Большинство из показателей, которые мы получили с помощью исследования, никогда в национальном масштабе не использовались.

Что удивило вас, что было самым непрогнозируемым результатом?

В первую очередь — уровень латентных (скрытых — ред.) преступлений. Людей, которые не сообщили о том, что стали жертвой преступлений, в Украине треть. То есть они вообще не попали ни в какие милицейские сводки не потому, что их отговорили, а такие тоже есть, а потому что они просто не пошли в милицию. И это означает, что уровень преступности в стране намного выше, чем милиция рапортует.
Ещё во многих показателях очень сильная региональная разница, есть области, где милиция — очень востребованный, важный для общины институт и к ней очень хорошо относятся.

Это какая часть страны?

А вот в том-то и дело. Есть в Украине почему-то стойкое убеждение, и у правоохранителей в том числе, что Запад страны традиционно больше доверяет милиции, там легче работать, а Восток Украины, особенно Донецкая или Луганская области, где много людей, имевших криминальный опыт, и где люди живут в более стеснённых обстоятельствах, там меньше доверяют милиции. Но это не так. Эти различия в результатах разбросаны, мы не смогли их объединить по большим регионам, они точечно по областям. Например, Черниговская область выделяется, у них многие показатели существенно выше, чем в других областях.
Видели ли вы любопытство со стороны МВД к результатам вашего исследования?

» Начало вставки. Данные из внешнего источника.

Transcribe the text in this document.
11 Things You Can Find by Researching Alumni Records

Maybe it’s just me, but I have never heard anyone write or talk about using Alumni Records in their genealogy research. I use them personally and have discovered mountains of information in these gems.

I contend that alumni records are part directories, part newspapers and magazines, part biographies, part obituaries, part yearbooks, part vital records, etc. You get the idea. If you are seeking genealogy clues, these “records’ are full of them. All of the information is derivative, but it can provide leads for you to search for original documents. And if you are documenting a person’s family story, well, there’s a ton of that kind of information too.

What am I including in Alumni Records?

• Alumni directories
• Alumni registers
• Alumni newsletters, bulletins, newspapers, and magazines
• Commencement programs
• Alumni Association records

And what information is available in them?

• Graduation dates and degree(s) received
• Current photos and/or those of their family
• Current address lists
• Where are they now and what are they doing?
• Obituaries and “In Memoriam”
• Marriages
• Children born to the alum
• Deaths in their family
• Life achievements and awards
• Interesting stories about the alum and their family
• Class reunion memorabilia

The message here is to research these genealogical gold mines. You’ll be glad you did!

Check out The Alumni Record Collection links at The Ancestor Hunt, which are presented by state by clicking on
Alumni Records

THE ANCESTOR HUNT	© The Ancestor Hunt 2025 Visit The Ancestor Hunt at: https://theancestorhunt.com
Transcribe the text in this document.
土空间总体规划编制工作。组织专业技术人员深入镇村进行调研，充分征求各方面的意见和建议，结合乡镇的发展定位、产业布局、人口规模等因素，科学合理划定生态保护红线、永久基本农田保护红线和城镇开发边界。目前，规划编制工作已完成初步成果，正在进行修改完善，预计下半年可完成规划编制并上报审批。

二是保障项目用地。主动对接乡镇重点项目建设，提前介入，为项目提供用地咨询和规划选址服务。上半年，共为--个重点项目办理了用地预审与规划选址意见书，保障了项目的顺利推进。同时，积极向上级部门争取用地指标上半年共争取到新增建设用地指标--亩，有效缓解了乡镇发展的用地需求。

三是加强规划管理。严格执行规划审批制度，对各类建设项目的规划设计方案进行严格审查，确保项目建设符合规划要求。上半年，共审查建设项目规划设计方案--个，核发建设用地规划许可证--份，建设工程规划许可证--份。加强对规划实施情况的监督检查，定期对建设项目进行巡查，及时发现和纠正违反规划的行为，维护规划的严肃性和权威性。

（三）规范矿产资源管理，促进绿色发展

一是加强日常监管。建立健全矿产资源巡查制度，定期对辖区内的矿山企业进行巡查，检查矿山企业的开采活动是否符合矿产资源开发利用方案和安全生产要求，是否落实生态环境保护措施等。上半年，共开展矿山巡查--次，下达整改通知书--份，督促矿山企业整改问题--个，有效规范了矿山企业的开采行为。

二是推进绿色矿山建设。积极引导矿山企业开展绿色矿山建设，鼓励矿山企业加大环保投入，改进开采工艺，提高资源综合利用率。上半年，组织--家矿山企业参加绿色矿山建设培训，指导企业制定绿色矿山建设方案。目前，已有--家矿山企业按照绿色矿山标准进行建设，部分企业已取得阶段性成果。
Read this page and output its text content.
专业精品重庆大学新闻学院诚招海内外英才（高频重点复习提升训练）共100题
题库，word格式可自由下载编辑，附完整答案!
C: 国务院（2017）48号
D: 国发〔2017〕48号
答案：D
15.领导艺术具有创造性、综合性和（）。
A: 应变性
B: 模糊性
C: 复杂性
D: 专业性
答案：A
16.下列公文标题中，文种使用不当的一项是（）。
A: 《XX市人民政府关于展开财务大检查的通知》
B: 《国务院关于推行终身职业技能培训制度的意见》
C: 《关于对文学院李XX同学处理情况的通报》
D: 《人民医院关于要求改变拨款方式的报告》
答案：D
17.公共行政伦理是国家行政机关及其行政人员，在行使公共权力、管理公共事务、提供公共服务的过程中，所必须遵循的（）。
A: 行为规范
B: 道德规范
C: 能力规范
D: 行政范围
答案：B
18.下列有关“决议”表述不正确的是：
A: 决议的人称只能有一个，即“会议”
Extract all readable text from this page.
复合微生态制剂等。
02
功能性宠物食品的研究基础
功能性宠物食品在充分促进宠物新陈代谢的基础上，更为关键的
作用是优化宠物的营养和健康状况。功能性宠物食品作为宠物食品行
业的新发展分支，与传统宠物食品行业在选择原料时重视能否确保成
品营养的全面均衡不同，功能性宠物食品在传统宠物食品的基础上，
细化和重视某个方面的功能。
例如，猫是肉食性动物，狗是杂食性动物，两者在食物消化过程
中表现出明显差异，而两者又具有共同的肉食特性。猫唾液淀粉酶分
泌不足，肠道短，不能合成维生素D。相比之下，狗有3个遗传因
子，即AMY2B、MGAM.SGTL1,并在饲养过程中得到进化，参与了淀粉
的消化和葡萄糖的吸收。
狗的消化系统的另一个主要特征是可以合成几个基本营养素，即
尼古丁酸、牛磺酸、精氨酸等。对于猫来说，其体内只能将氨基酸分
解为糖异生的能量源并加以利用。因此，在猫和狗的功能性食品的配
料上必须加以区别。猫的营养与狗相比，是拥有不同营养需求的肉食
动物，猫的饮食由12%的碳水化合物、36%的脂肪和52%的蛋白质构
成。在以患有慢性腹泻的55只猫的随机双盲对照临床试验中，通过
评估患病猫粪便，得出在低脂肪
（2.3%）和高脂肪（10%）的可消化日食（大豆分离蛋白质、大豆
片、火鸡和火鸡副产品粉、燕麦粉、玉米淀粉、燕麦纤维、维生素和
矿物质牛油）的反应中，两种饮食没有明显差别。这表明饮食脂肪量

Да. В министерстве очень ждали его результатов, в разговорах они просили дать реальные цифры, они очень этого ждали. Кто-то ожидал этого с опасением, но министру было очень интересно.

А было что-то, что их удивило?

Уровень латентной преступности — так же, как и нас. Это важный показатель для милиции, они увидели, что большое количество преступлений оказалось вообще вне их внимания. Ведь преступление, которое совершено, но о нём не сообщили, для милиции не существует. А это означает, что, допустим, в милиции 300 тысяч сообщений в год было о преступлениях, а ещё 100 тысяч прошли мимо. И огромное количество преступников где-то продолжают жить, вообще не столкнувшись с милицией. И это для них, конечно, большой вызов.

И ещё их очень удивило, у нас там есть такой показатель — «люди, которые готовы помогать милиции», так вот их очень удивило, что таких людей много, их больше четверти. То есть есть определённый процент людей, которые понимают, что милиция выполняет работу для них и если они не будут помогать, то это в первую очередь повлияет на их безопасность. Так вот для милиции это приятная новость, но в этой новости есть и негативная часть — то, что этот ресурс никак не задействован. Они удивились этому. Мы им объяснили, что со временем, если этот ресурс не востребовать, он будет пропадать.

Удалось ли вам объяснить, как они могут использовать результаты исследования на практике?

Боюсь, что нет. Мы планируем эту работу в дальнейшем. Потому что тот уровень в МВД, с которым мы имеем дело, высокий. Его задача — определение стратегии: да или нет, принимаем мы такой метод оценки работы милиции или нет. Объяснить, как с этим работать, подразумевает другой проект — мы должны буквально проехать по всем областям и достучаться до конкретных людей, которые работают на местах. Им был дан чёткий сигнал сверху: вот новый метод, — но у них возник, назовём этот так, когнитивный диссонанс. Потому что, как с ним работать, они не понимают и человека, который бы это им объяснил, нет.
15 тысяч человек вы опросили, зачем так много?

Для районирования. Потому что такой масштаб позволяет большому количеству локальных управлений получить отчёт о своей работе и сравнить его с отчётом по соседней области. Мы выбрали то количество людей, которое позволит начальнику областного управления МВД получить отчёт по своей области с достоверными цифрами. Мы могли бы опросить 3 тысячи человек. Но тогда это были бы результаты только в целом по Украине.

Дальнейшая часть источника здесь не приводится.